Table 2. Clinical Outcomes Among 30 086 Children in the Retrospective Cohort.
No. (%) | Stratified Analysisa | Full Matched Analysisb | ||||
---|---|---|---|---|---|---|
Broad-Spectrum Antibiotics (n = 4296) |
Narrow-Spectrum Antibiotics (n = 25 790) |
Risk Difference (95% CI), %c |
P Value |
Risk Difference (95% CI), %c |
P Value |
|
Primary Outcomes at 14 d | ||||||
Treatment failured | 147 (3.4) | 809 (3.1) | 0 (−0.6 to 0.7) | .88 | 0.3 (−0.4 to 0.9) | .39 |
Adverse eventse | 157 (3.7) | 695 (2.7) | 0.9 (0.3 to 1.6) | .001 | 1.1 (0.4 to 1.8) | <.001 |
Secondary Outcomes at 30 d | ||||||
Treatment failured | 372 (8.7) | 2082 (8.1) | 0.3 (2.6 to 2.8) | .51 | 0.6 (−0.4 to 1.6) | .22 |
Adverse eventse | 189 (4.4) | 849 (3.3) | 1.1 (0.4 to 1.8) | .001 | 1.2 (0.5 to 1.9) | <.001 |
Comparisons were made within diagnosis and clinician strata. Risk differences were estimated using fixed-effects linear regression (first differencing method) and diagnosis and clinician strata were included as fixed effects.

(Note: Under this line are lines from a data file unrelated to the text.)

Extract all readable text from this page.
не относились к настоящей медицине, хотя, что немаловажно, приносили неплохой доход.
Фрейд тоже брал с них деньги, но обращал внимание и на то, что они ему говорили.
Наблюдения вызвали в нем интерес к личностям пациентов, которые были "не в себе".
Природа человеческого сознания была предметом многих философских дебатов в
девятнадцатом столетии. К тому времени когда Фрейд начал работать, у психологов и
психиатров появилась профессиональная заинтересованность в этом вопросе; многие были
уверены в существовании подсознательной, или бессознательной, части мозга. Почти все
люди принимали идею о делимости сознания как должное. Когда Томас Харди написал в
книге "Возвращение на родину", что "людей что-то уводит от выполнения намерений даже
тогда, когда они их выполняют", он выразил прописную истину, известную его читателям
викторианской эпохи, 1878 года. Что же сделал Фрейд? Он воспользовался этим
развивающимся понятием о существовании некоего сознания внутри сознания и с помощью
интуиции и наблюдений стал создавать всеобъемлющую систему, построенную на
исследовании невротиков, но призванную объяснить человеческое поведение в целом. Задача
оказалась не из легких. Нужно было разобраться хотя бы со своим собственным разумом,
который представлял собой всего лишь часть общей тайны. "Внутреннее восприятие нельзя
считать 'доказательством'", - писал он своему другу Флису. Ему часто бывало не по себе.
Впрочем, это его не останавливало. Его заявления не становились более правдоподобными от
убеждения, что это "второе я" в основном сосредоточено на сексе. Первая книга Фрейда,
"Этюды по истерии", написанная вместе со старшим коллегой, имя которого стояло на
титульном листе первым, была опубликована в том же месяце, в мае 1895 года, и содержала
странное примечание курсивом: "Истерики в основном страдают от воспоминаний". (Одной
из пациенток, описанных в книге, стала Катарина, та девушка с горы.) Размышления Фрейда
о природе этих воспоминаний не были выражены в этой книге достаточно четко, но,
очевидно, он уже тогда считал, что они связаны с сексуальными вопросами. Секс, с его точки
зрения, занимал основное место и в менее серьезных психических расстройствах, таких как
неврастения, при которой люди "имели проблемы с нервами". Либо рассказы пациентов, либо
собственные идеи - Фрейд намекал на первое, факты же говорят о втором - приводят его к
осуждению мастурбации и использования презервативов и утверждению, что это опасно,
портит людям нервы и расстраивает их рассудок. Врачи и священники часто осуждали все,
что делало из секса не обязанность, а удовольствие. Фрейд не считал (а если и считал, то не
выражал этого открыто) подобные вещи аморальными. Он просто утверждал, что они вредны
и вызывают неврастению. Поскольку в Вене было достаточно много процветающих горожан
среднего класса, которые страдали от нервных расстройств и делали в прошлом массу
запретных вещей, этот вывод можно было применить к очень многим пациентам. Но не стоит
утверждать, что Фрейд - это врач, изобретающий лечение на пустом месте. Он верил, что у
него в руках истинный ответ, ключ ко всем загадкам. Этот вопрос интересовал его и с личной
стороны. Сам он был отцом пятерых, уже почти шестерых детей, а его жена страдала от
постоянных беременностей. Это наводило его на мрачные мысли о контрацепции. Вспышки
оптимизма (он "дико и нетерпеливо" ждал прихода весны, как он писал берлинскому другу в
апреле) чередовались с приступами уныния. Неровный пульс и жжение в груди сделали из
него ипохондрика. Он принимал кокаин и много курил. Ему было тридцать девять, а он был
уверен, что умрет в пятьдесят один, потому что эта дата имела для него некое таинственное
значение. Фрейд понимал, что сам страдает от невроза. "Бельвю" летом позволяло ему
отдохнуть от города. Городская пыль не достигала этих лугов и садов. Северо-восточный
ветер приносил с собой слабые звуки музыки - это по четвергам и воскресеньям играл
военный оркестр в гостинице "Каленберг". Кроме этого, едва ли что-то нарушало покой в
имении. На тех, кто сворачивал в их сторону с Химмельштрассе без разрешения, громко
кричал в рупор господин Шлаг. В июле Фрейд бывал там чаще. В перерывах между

Children prescribed narrow-spectrum antibiotics were optimally matched to children prescribed broad-spectrum antibiotics based on a propensity score estimated from patient-level and clinical-level characteristics creating matched sets of difference sizes using all children. Risk differences were estimated using weighted logistic regression with marginal standardization.
A risk difference of more than 0 means that broad-spectrum antibiotics had a higher risk of the adverse outcome than narrow-spectrum antibiotics.
Defined as having the same acute respiratory tract infection diagnosis during the in-person or telephone encounter and a new prescription for a systemic antibiotic.
Defined as encounters for diarrhea, vomiting, candidiasis, noncandidal rash, other or unspecified allergic reaction, and other or unspecified adverse event.